Mallorcan artist Miquel Barceló has been pleasing the multitudes since the unveiling of his glorious chapel in Palma’s cathedral back in 2006. Inspired by the miracle of the loaves and fishes, he fashioned a vast ceramic tableau of cracked mud, skulls, bursting fruit and wriggling sea creatures.
“Creating a piece of work that envelops the spectator is the ambition of every artist,” says Barceló, who has fashioned an extraordinary ceramic tableau depicting the miracle of the loaves and fishes, spreading out like a skin over the walls of a chapel within Palma’s great Gothic church. “On this occasion I’ve been able to realize that ambition. If you stand at the foot of the wall where I portray submarine life, you’re standing where I’ve spent hundreds of hours under water.”
For four long months in 2003, Barceló scarcely came up for air. As a chilly spring gave way to a sweltering summer, the artist was submerged in his studio south of Naples, clambering over scaffolding, pummelling, beating, moulding, transforming the clay into a remarkable triptych representing the biblical miracle. On the left is the life-filled sea, on the right the land blessed with an abundance of crusty loaves and over-ripe, splitting and bursting fruit, and in the centre a spectral figure of the wounded, risen Christ.
The process began when Barceló was offered an honorary degree from the University of the Balearic Islands. The artist had enjoyed a meteoric rise. Initially influenced by Pollock, by 25 he had made it at both the Sao Paulo Bienal and the prestigious German art fair Documenta. Then came exposure at the Venice Biennale and New York’s Museum of Modern Art, both in 1984. By 2000, when he was approached about accepting the degree he was one of Spain’s most celebrated living artists.
His response was that he’d gladly accept but would also like to do something in his native Mallorca. A retrospective show in the cathedral was then proposed. The bishop, Teodoro Úbeda, soon commissioned the artist to make some new gargoyles, before deciding to offer him the job of transforming the entire chapel of Saint Peter.
Fish and the wonders of the deep have populated the artist’s imagination and work since the beginning of his career, during which he has repeatedly and effortlessly captured the fluidity, energy and mystery of the sea.
With gaping eyes, the fish peer out from the distorted, watery depths. They cruise, wriggle and writhe, flap, dart, and dive among the rocks and along the seabed; others come swirling down in great, teeming shoals from the distant, unquiet surface. At the bottom, tossed into the maelstrom, surrounded by squirming eels and submerged deep in the pulsating composition, is the viewer.

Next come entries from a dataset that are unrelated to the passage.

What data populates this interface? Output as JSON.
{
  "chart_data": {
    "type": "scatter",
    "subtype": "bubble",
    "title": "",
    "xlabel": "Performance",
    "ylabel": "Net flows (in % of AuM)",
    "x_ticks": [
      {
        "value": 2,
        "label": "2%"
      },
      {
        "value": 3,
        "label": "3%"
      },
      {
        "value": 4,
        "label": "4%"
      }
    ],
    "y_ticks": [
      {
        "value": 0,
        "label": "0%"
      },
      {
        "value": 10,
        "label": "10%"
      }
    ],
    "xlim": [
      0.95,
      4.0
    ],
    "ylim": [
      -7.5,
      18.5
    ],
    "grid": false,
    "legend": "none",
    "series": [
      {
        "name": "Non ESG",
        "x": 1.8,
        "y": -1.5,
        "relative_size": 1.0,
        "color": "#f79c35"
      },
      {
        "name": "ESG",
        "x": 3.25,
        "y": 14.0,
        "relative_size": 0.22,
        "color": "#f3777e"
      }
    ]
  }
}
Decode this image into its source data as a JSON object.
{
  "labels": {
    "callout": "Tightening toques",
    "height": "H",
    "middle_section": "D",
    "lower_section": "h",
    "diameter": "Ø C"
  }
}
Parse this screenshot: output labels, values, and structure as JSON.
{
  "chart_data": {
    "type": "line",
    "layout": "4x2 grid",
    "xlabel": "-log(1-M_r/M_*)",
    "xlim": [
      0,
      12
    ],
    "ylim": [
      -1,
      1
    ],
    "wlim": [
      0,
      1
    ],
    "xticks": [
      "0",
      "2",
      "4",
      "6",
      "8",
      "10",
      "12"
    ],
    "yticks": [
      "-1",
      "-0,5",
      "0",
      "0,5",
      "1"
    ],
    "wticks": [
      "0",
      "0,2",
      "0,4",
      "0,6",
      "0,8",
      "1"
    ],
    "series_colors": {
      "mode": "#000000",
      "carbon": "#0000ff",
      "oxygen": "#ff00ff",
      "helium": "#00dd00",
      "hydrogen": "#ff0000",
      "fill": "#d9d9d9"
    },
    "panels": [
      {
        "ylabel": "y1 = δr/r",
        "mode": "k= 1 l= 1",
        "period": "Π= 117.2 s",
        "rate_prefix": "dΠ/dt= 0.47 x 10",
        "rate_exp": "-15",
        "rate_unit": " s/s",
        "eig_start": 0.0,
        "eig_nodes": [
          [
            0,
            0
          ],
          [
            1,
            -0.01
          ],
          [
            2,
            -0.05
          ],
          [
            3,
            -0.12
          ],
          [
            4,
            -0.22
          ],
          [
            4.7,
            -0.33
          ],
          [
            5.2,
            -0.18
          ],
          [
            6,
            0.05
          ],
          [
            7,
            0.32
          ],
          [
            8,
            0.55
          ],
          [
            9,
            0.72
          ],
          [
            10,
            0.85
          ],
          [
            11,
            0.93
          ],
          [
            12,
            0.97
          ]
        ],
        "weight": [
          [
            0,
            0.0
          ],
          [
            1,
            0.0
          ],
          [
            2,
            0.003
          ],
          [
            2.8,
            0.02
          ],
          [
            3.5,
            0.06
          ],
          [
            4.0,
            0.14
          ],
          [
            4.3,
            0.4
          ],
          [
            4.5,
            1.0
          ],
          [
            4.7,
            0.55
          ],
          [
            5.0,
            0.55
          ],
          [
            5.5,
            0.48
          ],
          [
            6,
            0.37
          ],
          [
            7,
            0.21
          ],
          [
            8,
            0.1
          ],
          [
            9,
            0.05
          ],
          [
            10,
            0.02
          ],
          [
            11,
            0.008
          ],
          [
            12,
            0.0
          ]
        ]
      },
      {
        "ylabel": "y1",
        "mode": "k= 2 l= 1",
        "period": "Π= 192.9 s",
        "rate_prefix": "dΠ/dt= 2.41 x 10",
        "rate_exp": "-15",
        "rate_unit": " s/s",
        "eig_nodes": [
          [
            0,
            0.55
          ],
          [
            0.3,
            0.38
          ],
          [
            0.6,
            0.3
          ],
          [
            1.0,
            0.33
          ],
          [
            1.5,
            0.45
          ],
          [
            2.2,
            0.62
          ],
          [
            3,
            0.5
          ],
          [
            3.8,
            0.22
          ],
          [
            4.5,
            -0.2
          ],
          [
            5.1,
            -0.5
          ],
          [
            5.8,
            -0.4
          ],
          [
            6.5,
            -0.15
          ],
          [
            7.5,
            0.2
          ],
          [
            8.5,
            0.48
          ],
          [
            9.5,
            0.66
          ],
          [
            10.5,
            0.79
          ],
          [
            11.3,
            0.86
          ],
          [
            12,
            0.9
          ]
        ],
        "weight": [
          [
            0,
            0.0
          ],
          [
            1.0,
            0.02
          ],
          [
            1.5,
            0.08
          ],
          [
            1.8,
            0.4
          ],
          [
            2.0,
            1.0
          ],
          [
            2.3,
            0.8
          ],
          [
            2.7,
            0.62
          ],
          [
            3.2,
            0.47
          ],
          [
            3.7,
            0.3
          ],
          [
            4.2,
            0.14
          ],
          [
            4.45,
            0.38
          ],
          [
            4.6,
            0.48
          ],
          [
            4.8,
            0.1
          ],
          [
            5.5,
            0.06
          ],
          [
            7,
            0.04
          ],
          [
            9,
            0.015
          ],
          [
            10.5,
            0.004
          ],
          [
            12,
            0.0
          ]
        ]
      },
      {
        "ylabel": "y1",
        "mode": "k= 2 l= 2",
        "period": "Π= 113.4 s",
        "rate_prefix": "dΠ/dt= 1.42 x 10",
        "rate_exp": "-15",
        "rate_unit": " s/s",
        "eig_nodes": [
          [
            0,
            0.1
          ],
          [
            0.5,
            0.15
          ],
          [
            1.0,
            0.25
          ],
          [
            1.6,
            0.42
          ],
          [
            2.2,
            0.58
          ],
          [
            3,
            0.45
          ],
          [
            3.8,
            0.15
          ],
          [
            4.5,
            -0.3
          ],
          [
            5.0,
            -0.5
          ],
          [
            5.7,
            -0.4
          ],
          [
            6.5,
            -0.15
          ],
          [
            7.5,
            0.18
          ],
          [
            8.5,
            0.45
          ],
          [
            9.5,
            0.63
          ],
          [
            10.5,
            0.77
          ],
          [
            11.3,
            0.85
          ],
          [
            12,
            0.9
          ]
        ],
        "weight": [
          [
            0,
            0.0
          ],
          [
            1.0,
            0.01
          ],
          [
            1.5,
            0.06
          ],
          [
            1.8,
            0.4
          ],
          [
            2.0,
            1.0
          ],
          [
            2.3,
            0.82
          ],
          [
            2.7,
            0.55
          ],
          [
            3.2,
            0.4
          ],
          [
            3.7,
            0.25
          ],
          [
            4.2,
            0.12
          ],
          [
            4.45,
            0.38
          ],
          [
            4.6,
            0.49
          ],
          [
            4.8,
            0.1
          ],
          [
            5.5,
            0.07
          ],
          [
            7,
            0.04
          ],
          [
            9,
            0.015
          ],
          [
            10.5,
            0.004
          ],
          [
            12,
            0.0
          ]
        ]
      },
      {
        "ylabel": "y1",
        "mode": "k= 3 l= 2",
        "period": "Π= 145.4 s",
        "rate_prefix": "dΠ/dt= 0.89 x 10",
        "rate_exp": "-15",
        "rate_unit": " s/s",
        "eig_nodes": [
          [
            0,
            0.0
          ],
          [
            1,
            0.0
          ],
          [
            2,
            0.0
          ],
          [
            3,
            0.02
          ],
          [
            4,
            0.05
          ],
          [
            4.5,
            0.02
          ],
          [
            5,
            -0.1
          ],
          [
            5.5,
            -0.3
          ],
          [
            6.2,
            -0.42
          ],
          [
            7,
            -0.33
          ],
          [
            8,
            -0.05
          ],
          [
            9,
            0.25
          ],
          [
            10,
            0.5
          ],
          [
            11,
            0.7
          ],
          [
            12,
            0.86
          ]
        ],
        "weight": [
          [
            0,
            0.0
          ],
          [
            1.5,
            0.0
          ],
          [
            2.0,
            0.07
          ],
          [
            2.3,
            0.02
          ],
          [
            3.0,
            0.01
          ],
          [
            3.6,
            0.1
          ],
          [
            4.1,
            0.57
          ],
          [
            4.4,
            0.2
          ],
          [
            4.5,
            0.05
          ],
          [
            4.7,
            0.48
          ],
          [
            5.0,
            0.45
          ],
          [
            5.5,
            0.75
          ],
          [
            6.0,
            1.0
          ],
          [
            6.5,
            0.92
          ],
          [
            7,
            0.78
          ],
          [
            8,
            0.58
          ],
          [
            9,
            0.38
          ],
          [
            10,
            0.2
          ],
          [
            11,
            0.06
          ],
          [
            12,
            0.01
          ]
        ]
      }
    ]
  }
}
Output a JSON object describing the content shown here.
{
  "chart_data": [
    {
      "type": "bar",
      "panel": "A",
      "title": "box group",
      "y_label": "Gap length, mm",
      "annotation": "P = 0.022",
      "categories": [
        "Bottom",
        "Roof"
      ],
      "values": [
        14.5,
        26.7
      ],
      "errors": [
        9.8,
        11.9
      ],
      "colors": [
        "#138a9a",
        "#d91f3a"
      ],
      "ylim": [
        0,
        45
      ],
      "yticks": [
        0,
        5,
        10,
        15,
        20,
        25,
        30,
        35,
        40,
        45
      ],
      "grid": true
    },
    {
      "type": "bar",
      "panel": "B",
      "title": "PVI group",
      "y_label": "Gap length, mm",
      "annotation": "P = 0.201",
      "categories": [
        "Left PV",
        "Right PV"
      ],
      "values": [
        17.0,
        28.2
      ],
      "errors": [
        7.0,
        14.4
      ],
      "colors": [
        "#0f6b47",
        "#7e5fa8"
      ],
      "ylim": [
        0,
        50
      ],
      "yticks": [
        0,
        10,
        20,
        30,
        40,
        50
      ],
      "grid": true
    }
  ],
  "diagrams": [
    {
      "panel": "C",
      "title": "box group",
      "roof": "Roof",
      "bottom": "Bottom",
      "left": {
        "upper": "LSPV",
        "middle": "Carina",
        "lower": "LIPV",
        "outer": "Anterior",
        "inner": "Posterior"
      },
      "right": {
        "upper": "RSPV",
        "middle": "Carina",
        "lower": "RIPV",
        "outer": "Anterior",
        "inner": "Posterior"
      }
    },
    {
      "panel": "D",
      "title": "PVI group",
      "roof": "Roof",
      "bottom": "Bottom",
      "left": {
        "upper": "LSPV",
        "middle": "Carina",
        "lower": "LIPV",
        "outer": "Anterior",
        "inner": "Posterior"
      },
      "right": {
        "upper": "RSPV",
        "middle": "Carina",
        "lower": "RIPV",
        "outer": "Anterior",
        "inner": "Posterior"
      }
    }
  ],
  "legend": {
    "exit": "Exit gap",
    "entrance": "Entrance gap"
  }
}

To achieve this miracle, Barceló improvised and invented new techniques. “When I started out, I made a giant octopus using bakery utensils I’d never used before. I made the tools I needed: I used kitchen utensils; I used one that minces meat. I didn’t even know what some of them were originally for. I made lots of loaves of bread though they were more like blobs than bread until one day I realized I had to dry the mud. With the help of a hair dryer the blobs were transformed into bread. The power of clay to transmute into meat, bread and fish is astonishing.”
And, considering the subject matter, supremely apt.